As Binary Worrier already explained the speed of each wing must be 1884 mph (3,032 km/h) to keep the numbers from exploding to astronomical scale we will assume that the wings already have this speed when starting to flap.

Weight

First we need the weight of the air which is our volume times the weight we already established. $$1.275 kg \cdot 3291901804 m^3 = 4,452,174,800 kg$$ This is 8.90435 TIMES THE WEIGHT OF THE BURJI KHALIFA. (The tallest building in the world currently)

Force

To get the force we use this trusty formula: $$F = m \cdot a;$$ F = force, m = mass, a = acceleration. Our acceleration is the speed of the wings divided by 10 (it takes 10 seconds for the wings to hit every air molecule in our designated volume) so 303.2 $$km/h^2$$ or 84.22222222 $$\frac {m}{s^2}$$.

So when plugged into our formula it looks like this: $$F = 4452174800 kg \cdot 84.22222 \frac {m}{s^2} = 3.75 \cdot 10^{11} N$$ (N = Newton)

Energy/Real world comparison (redone)

Energy is $$E = 0.5 \cdot m \cdot v^2$$ E = Energy, m = Mass, v = speed. Plugging our values in: $$E = 0.5 \cdot 4452174800 kg \cdot 842.22222222^2 \frac{m}{s} = 1.579 \cdot 10^{15}j$$ Which is about $$3 \cdot 10^{14}j$$ less but still enough to supply the world in 2015 for 6 days. Or 6 times less than a standard hurricane releases per second.

Edit V.2

For the creature unleashing the attack with the rough approximation for the weight by jdunlop we can estimate the creatures speed by the same formula we used above: $$E = 0.5 \cdot m \cdot v^2$$ this time we have to rearange it to get the speed: $$v^2 = \frac {E}{0.5 \cdot m}$$ again with our numbers: $$v^2 = \frac {1.579 \cdot 10^{15}j}{0.5 \cdot 20 \cdot 10^9 kg} = 157904.9$$ because v is squared we have to take the root and get: 397.37 m/s or 1430.54 km/h or 894.01 mph.

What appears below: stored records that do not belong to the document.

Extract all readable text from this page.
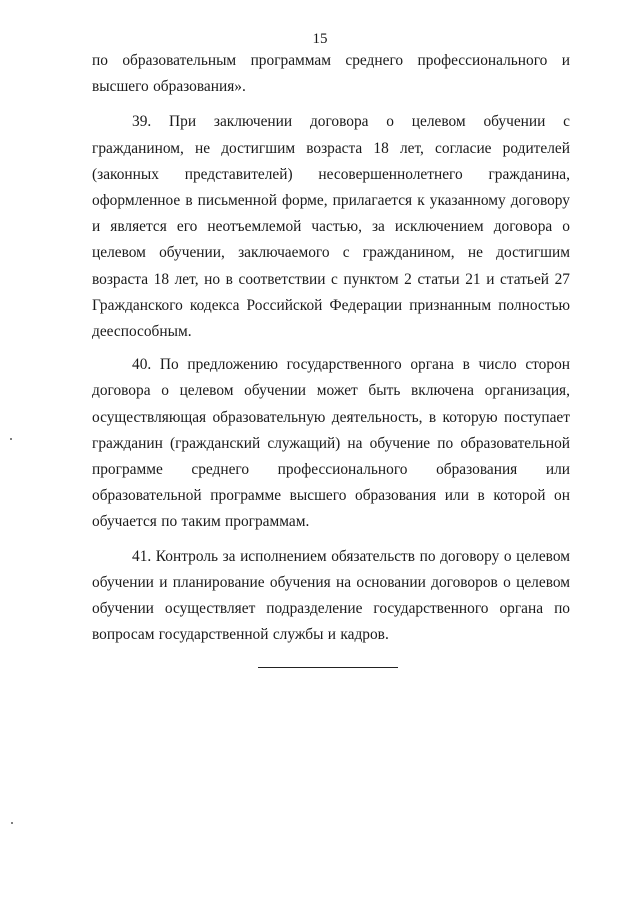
15

по образовательным программам среднего профессионального и высшего образования».

39. При заключении договора о целевом обучении с гражданином, не достигшим возраста 18 лет, согласие родителей (законных представителей) несовершеннолетнего гражданина, оформленное в письменной форме, прилагается к указанному договору и является его неотъемлемой частью, за исключением договора о целевом обучении, заключаемого с гражданином, не достигшим возраста 18 лет, но в соответствии с пунктом 2 статьи 21 и статьей 27 Гражданского кодекса Российской Федерации признанным полностью дееспособным.

40. По предложению государственного органа в число сторон договора о целевом обучении может быть включена организация, осуществляющая образовательную деятельность, в которую поступает гражданин (гражданский служащий) на обучение по образовательной программе среднего профессионального образования или образовательной программе высшего образования или в которой он обучается по таким программам.

41. Контроль за исполнением обязательств по договору о целевом обучении и планирование обучения на основании договоров о целевом обучении осуществляет подразделение государственного органа по вопросам государственной службы и кадров.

Conclusion (corrected weight comparison)

Anything that faces this creature has far greater problems than the heat released by this creature. The much bigger problem for the attacked creature is if it doesn't weigh more than 25 311 cars (each 1000 kg or 1 metric ton) it will leave an earth like planet for ever because it will reach escape velocity. And even when both (the attacked and the attacker) weigh more these creatures have to somehow not hit the ground, mountain, or hill with supersonic speed.

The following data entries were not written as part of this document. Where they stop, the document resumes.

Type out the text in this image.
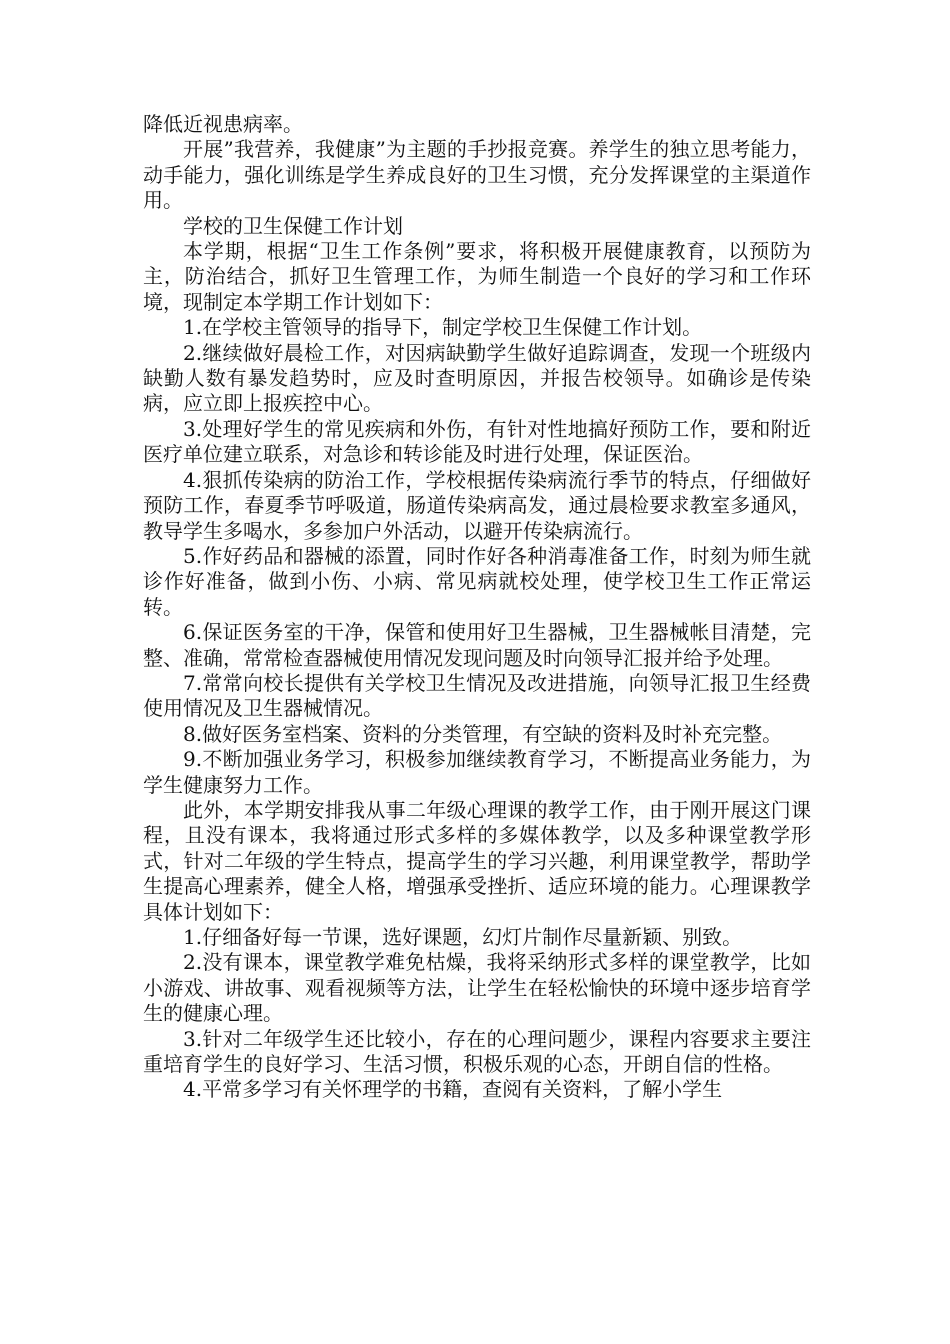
降低近视患病率。

开展”我营养，我健康”为主题的手抄报竞赛。养学生的独立思考能力，动手能力，强化训练是学生养成良好的卫生习惯，充分发挥课堂的主渠道作用。

学校的卫生保健工作计划

本学期，根据“卫生工作条例”要求，将积极开展健康教育，以预防为主，防治结合，抓好卫生管理工作，为师生制造一个良好的学习和工作环境，现制定本学期工作计划如下：

1.在学校主管领导的指导下，制定学校卫生保健工作计划。

2.继续做好晨检工作，对因病缺勤学生做好追踪调查，发现一个班级内缺勤人数有暴发趋势时，应及时查明原因，并报告校领导。如确诊是传染病，应立即上报疾控中心。

3.处理好学生的常见疾病和外伤，有针对性地搞好预防工作，要和附近医疗单位建立联系，对急诊和转诊能及时进行处理，保证医治。

4.狠抓传染病的防治工作，学校根据传染病流行季节的特点，仔细做好预防工作，春夏季节呼吸道，肠道传染病高发，通过晨检要求教室多通风，教导学生多喝水，多参加户外活动，以避开传染病流行。

5.作好药品和器械的添置，同时作好各种消毒准备工作，时刻为师生就诊作好准备，做到小伤、小病、常见病就校处理，使学校卫生工作正常运转。

6.保证医务室的干净，保管和使用好卫生器械，卫生器械帐目清楚，完整、准确，常常检查器械使用情况发现问题及时向领导汇报并给予处理。

7.常常向校长提供有关学校卫生情况及改进措施，向领导汇报卫生经费使用情况及卫生器械情况。

8.做好医务室档案、资料的分类管理，有空缺的资料及时补充完整。

9.不断加强业务学习，积极参加继续教育学习，不断提高业务能力，为学生健康努力工作。

此外，本学期安排我从事二年级心理课的教学工作，由于刚开展这门课程，且没有课本，我将通过形式多样的多媒体教学，以及多种课堂教学形式，针对二年级的学生特点，提高学生的学习兴趣，利用课堂教学，帮助学生提高心理素养，健全人格，增强承受挫折、适应环境的能力。心理课教学具体计划如下：

1.仔细备好每一节课，选好课题，幻灯片制作尽量新颖、别致。

2.没有课本，课堂教学难免枯燥，我将采纳形式多样的课堂教学，比如小游戏、讲故事、观看视频等方法，让学生在轻松愉快的环境中逐步培育学生的健康心理。

3.针对二年级学生还比较小，存在的心理问题少，课程内容要求主要注重培育学生的良好学习、生活习惯，积极乐观的心态，开朗自信的性格。

4.平常多学习有关怀理学的书籍，查阅有关资料，了解小学生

For the weight in cars needed not to leave the planet I used the formula from above and re arranged it this way: $$m = \frac {E}{0.5 \cdot v^2}$$ for the escape velocity is 11170 m/s. Couldn't use my physics book to site it but used its value instead of Wikipedia's the values are close enough though. So with the values: $$m = \frac {1.579 \cdot 10^{15}j}{0.5 \cdot 11170^2m/s} = 25310794 kg$$ or 25 310.794 metric tons.